CERTIFICATE.-This cause came on to be heard on the transcript of the record of the circuit court of the United States, for the district of Massachusetts, [16 U.S. 610, 643] and on the questions on which the judges of that court were divided; and was argued by counsel on the part of the United States. On consideration whereof, this court is of opinion that a robbery committed on the high seas, although such robbery, if committed on land, would not, by the laws of the United States, be punishable with death, is piracy under the eighth section of an act entitled, 'an act for the punishment of certain erimes against the United States;' and that the circuit courts of the United States have jurisdiction thereof. And that the crime of robbery, as mentioned in the said act of congress, is the crime of robbery as recognized and defined at common law
This court is further of opinion, that the crime of robbery, committed by a person on the high seas, on board of any ship or vessel belonging exclusively to subjects of a foreign state, on persons within a vessel belonging exclusively to subjects of a foreign state, is not piracy within the true intent and meaning of the act, entitled, 'an act for the punishment of certain crimes against the United States,' and is not punishable in the courts of the United States.

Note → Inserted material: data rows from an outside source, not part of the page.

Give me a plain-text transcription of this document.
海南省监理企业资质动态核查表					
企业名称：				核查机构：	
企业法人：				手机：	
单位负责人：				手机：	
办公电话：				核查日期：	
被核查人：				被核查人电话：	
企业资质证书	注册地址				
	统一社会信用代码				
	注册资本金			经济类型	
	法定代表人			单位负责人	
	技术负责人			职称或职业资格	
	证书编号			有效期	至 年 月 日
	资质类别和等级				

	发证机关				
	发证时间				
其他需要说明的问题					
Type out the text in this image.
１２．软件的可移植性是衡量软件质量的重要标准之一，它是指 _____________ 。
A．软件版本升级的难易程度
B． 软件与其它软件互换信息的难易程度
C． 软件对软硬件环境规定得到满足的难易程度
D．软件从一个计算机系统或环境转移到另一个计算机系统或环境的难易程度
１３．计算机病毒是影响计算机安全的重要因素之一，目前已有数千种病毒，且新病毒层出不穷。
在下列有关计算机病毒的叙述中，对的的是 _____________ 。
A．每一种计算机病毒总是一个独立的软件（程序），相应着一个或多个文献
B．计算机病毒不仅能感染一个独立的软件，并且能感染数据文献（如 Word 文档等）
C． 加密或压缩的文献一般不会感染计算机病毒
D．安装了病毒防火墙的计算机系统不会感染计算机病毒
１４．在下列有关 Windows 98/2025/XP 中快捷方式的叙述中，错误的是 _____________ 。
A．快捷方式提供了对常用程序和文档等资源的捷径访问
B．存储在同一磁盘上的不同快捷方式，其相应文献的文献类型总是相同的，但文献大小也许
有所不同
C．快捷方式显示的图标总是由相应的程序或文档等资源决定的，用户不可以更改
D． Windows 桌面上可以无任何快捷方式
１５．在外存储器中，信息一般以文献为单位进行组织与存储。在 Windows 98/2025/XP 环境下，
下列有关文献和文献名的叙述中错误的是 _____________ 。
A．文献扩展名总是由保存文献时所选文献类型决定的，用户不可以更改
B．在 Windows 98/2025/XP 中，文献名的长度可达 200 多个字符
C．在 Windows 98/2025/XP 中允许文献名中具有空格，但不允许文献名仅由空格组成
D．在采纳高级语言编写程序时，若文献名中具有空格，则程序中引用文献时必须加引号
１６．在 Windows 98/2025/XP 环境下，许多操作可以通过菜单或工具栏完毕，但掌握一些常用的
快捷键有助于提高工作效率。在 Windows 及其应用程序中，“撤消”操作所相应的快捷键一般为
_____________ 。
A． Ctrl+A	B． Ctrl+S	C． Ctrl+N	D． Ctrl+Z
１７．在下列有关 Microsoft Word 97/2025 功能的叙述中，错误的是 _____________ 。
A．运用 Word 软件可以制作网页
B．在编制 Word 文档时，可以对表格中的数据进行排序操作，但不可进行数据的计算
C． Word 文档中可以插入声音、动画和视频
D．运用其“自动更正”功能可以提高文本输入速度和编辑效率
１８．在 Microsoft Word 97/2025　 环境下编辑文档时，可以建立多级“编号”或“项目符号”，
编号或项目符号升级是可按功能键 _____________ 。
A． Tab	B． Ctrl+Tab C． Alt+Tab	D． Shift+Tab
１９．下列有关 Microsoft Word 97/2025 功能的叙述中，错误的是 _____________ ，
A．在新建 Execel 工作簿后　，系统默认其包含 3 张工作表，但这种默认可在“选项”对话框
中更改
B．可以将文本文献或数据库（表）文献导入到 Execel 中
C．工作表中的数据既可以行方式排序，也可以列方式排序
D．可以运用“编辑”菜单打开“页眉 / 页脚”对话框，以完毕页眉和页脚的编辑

This court is further of opinion, that when a civil war rages in a foreign nation, one part of which separates itself from the old established government, and erects itself into a distinct government, the courts of the union must view such newly constituted government as it is viewed by the legislative and executive departments of the government of the United States. If the government of the union remains neutral, but recognizes the existence of a civil war, the courts [16 U.S. 610, 644] of the union cannot consider as criminal those acts of hostility, which war authorizes, and which the new government may direct against its enemy. In general, the same testimony which would be sufficient to prove that a vessel or a person is in the service of an acknowledged state, must be admitted to prove that a vessel or person is in the service of such newly erected government. Its seal cannot be allowed to prove itself, but may be proved by such testimony as the nature of the case admits. And the fact that a vessel or person is in the service of such government may be established otherwise, should it be impracticable to prove the seal.
All which is ordered to be certified to the circuit court of the United States for the district of Massachusetts.
d 2 Rutherfords's Inst. 180. Vattel, L. 2 ch. 6. e Vattel, L. 3 ch. 18. s. 296. f Rose v. Himely, 4 Cranch, 292. Gelston v. Hoyt, ante p. 324.
g 2 Sir L. Jenkins' Life, 714. Ord. de la Mar. L 3. t. 9. art. 3. Martens on Privateers, 44. h 5 State Trials, 814. i 2 East's Crown Law, 660. Forster, 135, 154. 312.
j Rose v. Himely, 4 Cranch, 292. Gelston v. Hoyt, ante, p. 324.
k 7 Cranch, 603. Ante, vol. 1, p. 304.